Blogger just came back up from an hour and 13 minute maintenance window. It looks like the outage was system-wide – an extremely rare occurence for Google. With over 10,000 Google servers spread across the globe, it takes a significant issue to bring the entire system down.
Thankfully, the outage didn’t affect Waileia, but it did keep me from reading the blogs of a large number of colleagues and friends. While I waited for the affected blogs to return, I realized that despite how important our modern telecommunications infrastructure is to us, it goes largely unnoticed until something goes wrong. Nobody expected Blogger to be unavailable today, and I doubt that anybody save the companies directly involved thinks about what damage a telecommunications failure could cause to the economy or even human life.
The telephone is probably the most reliable telecommunications device we have, due to an ironic combination of the simplicity of the landline telephone and the complexity of the public switched telephone network (PSTN). Yet, it took government regulation to grow the network to the point where this is possible. I think that if the early AT&T was not so paranoid about losing its government-sanctioned monopoly, the telephone of today would be seen in a very different light.
Television also requires substantial reliability. In an industry where revenue is measured in seconds of air-time, even a small error can be a severe inconvenience for people, and a substantial financial cost to a TV station.

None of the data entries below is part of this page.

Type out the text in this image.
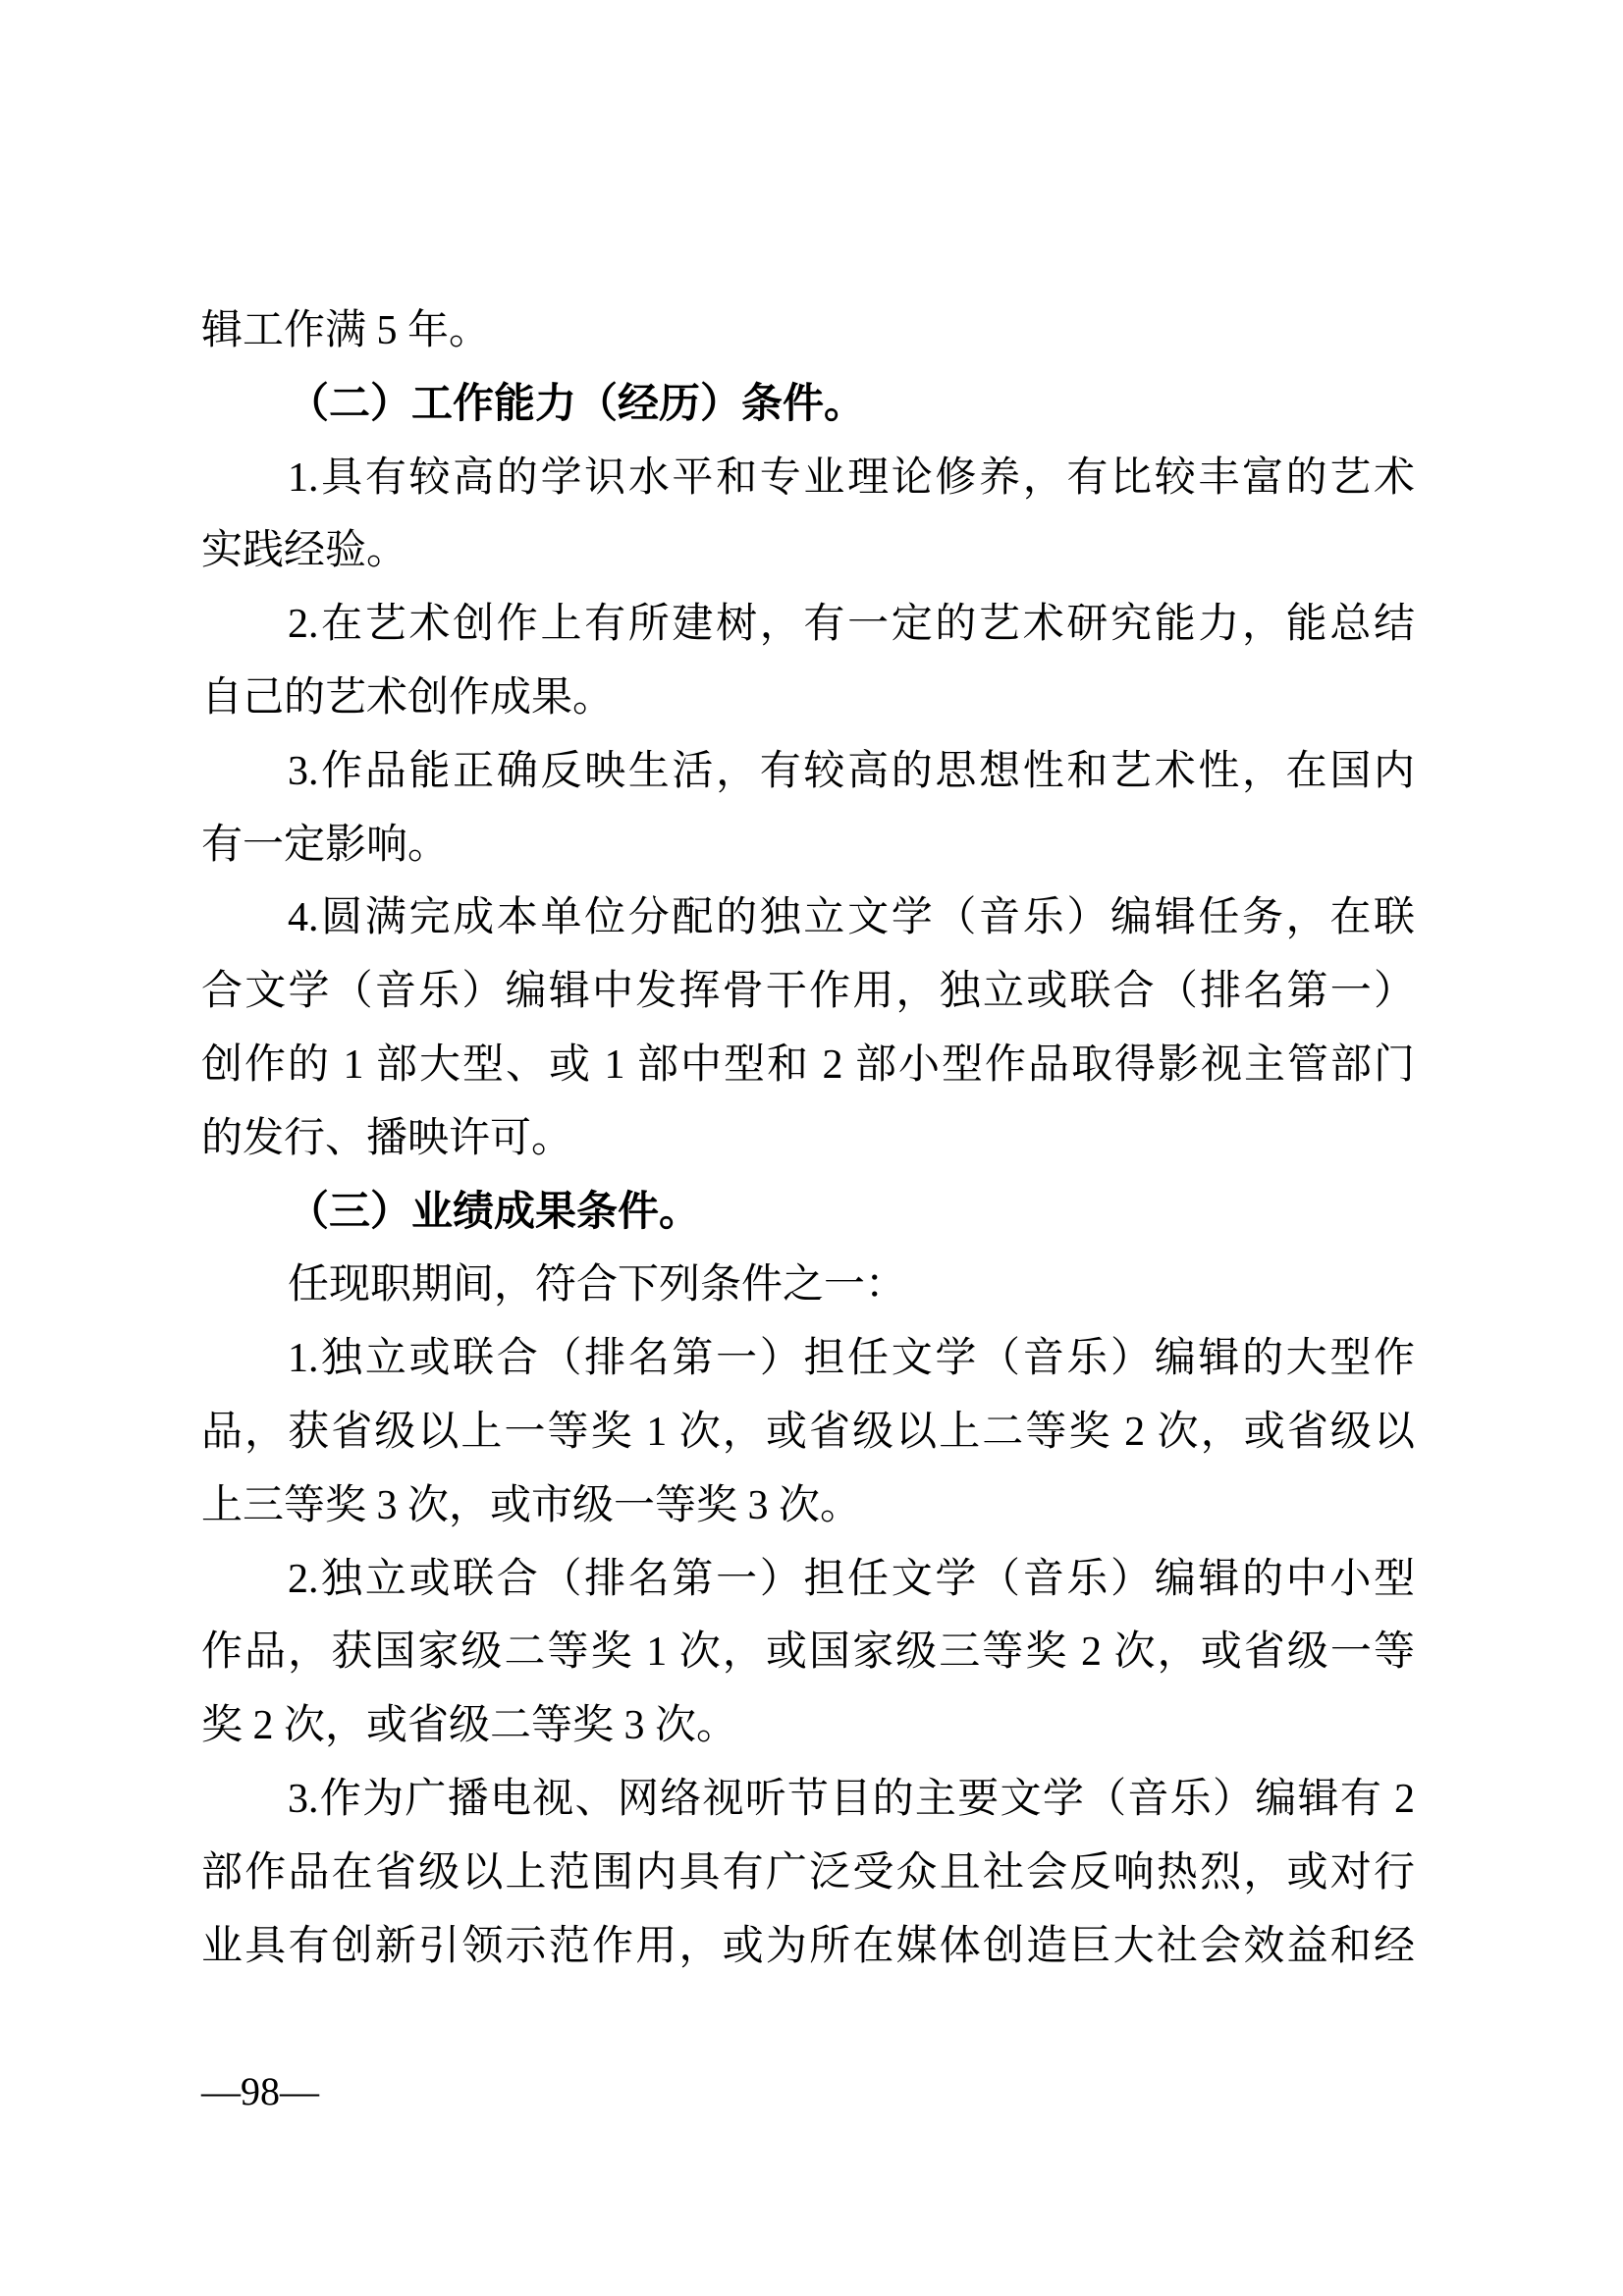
辑工作满 5 年。
（二）工作能力（经历）条件。
1.具有较高的学识水平和专业理论修养，有比较丰富的艺术
实践经验。
2.在艺术创作上有所建树，有一定的艺术研究能力，能总结
自己的艺术创作成果。
3.作品能正确反映生活，有较高的思想性和艺术性，在国内
有一定影响。
4.圆满完成本单位分配的独立文学（音乐）编辑任务，在联
合文学（音乐）编辑中发挥骨干作用，独立或联合（排名第一）
创作的 1 部大型、或 1 部中型和 2 部小型作品取得影视主管部门
的发行、播映许可。
（三）业绩成果条件。
任现职期间，符合下列条件之一：
1.独立或联合（排名第一）担任文学（音乐）编辑的大型作
品，获省级以上一等奖 1 次，或省级以上二等奖 2 次，或省级以
上三等奖 3 次，或市级一等奖 3 次。
2.独立或联合（排名第一）担任文学（音乐）编辑的中小型
作品，获国家级二等奖 1 次，或国家级三等奖 2 次，或省级一等
奖 2 次，或省级二等奖 3 次。
3.作为广播电视、网络视听节目的主要文学（音乐）编辑有 2
部作品在省级以上范围内具有广泛受众且社会反响热烈，或对行
业具有创新引领示范作用，或为所在媒体创造巨大社会效益和经
—98—
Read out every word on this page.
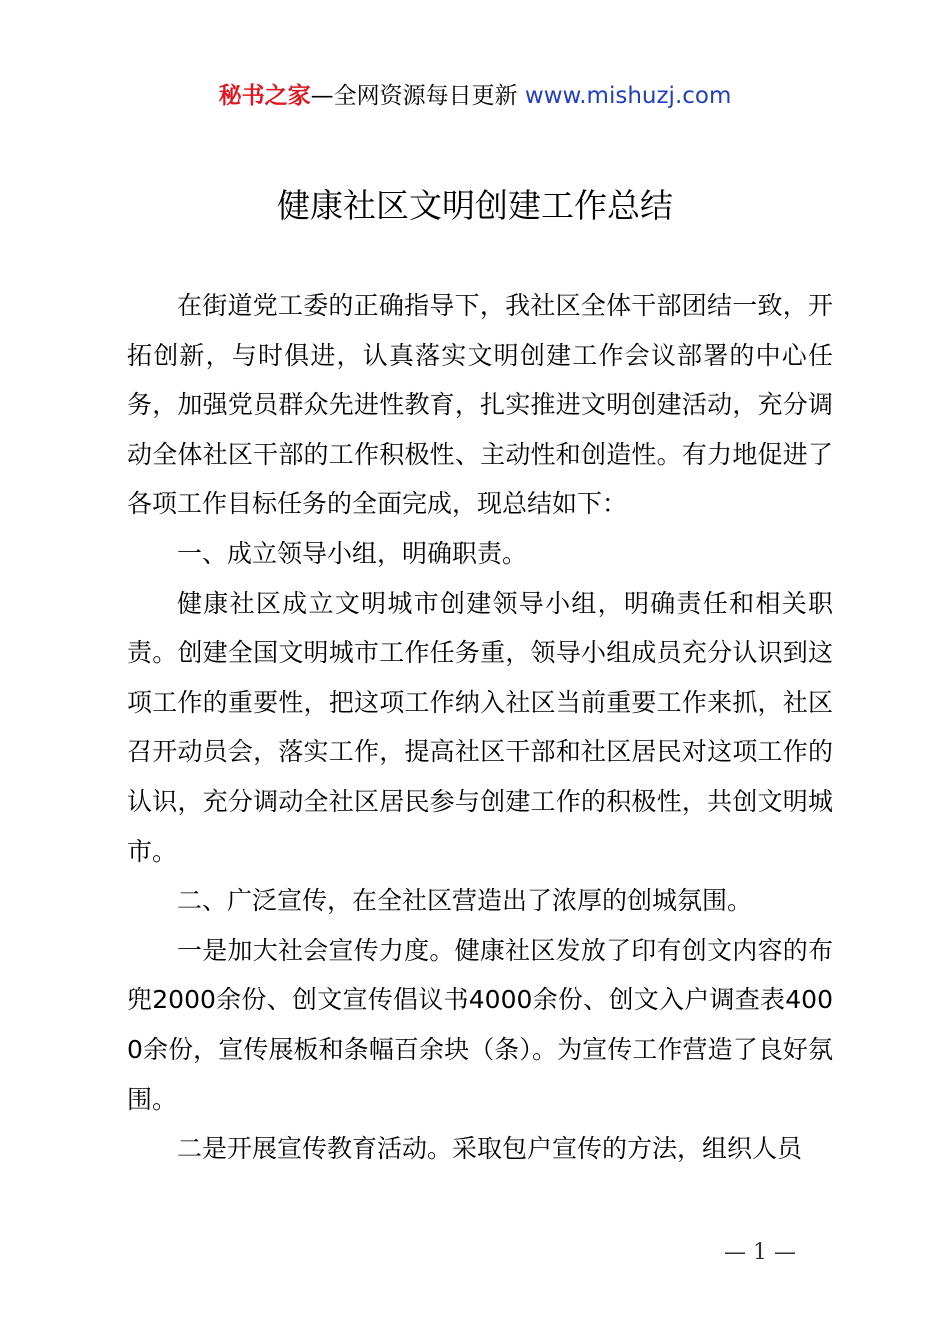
秘书之家—全网资源每日更新 www.mishuzj.com
健康社区文明创建工作总结

在街道党工委的正确指导下，我社区全体干部团结一致，开拓创新，与时俱进，认真落实文明创建工作会议部署的中心任务，加强党员群众先进性教育，扎实推进文明创建活动，充分调动全体社区干部的工作积极性、主动性和创造性。有力地促进了各项工作目标任务的全面完成，现总结如下：

一、成立领导小组，明确职责。

健康社区成立文明城市创建领导小组，明确责任和相关职责。创建全国文明城市工作任务重，领导小组成员充分认识到这项工作的重要性，把这项工作纳入社区当前重要工作来抓，社区召开动员会，落实工作，提高社区干部和社区居民对这项工作的认识，充分调动全社区居民参与创建工作的积极性，共创文明城市。

二、广泛宣传，在全社区营造出了浓厚的创城氛围。

一是加大社会宣传力度。健康社区发放了印有创文内容的布兜2000余份、创文宣传倡议书4000余份、创文入户调查表4000余份，宣传展板和条幅百余块（条）。为宣传工作营造了良好氛围。

二是开展宣传教育活动。采取包户宣传的方法，组织人员

— 1 —
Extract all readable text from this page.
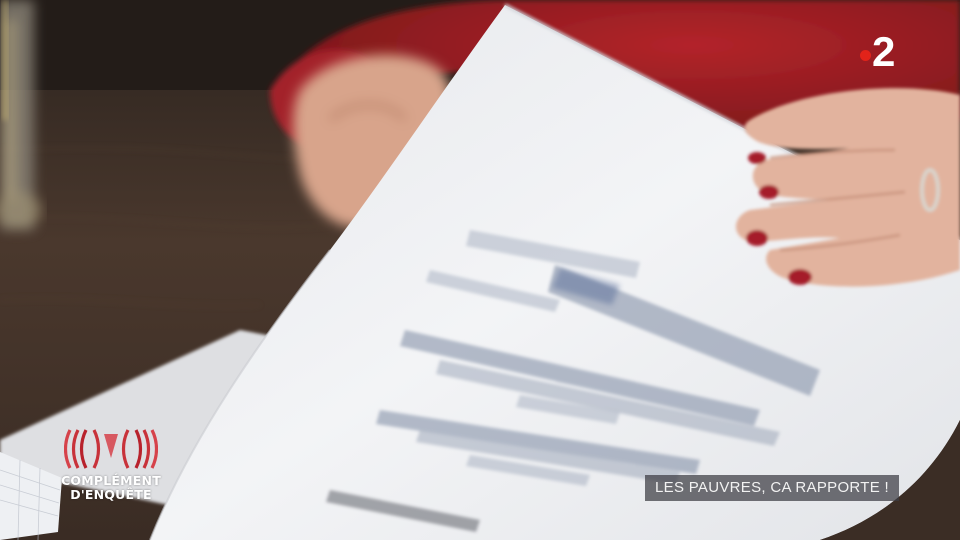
2
COMPLÉMENT
D'ENQUÊTE	LES PAUVRES, CA RAPPORTE !
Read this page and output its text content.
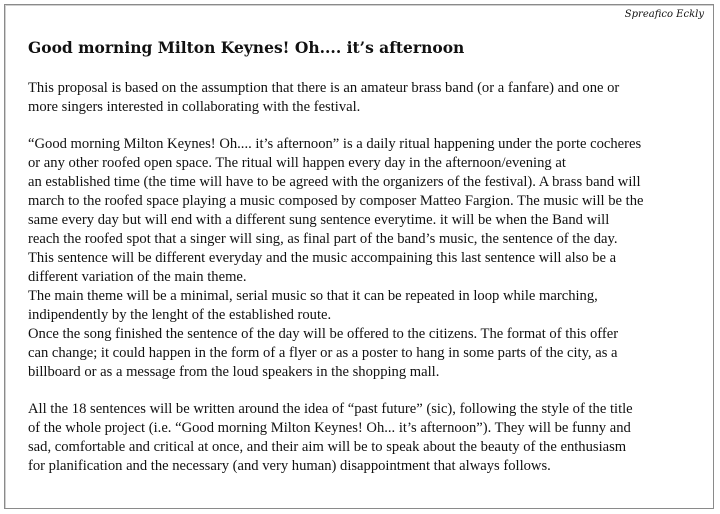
Spreafico Eckly
Good morning Milton Keynes! Oh.... it’s afternoon

This proposal is based on the assumption that there is an amateur brass band (or a fanfare) and one or
more singers interested in collaborating with the festival.

“Good morning Milton Keynes! Oh.... it’s afternoon” is a daily ritual happening under the porte cocheres
or any other roofed open space. The ritual will happen every day in the afternoon/evening at
an established time (the time will have to be agreed with the organizers of the festival). A brass band will
march to the roofed space playing a music composed by composer Matteo Fargion. The music will be the
same every day but will end with a different sung sentence everytime. it will be when the Band will
reach the roofed spot that a singer will sing, as final part of the band’s music, the sentence of the day.
This sentence will be different everyday and the music accompaining this last sentence will also be a
different variation of the main theme.
The main theme will be a minimal, serial music so that it can be repeated in loop while marching,
indipendently by the lenght of the established route.
Once the song finished the sentence of the day will be offered to the citizens. The format of this offer
can change; it could happen in the form of a flyer or as a poster to hang in some parts of the city, as a
billboard or as a message from the loud speakers in the shopping mall.

All the 18 sentences will be written around the idea of “past future” (sic), following the style of the title
of the whole project (i.e. “Good morning Milton Keynes! Oh... it’s afternoon”). They will be funny and
sad, comfortable and critical at once, and their aim will be to speak about the beauty of the enthusiasm
for planification and the necessary (and very human) disappointment that always follows.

Even the reliability of the Internet is something of a myth. There are surprisingly few network paths out of Hawai’i. We have much better connectivity than we did, say, five years ago, but there are still conceivable situations where we could lose enough network capacity to reach the rest of the world reliably. In theory, we could route to the U.S. via New Zealand or something equally exotic, but we would saturate available capacity fairly quickly.
With all of the gadgets and gizmos that go into delivering bits from one place to another, it’s a wonder telecommunications works at all ;).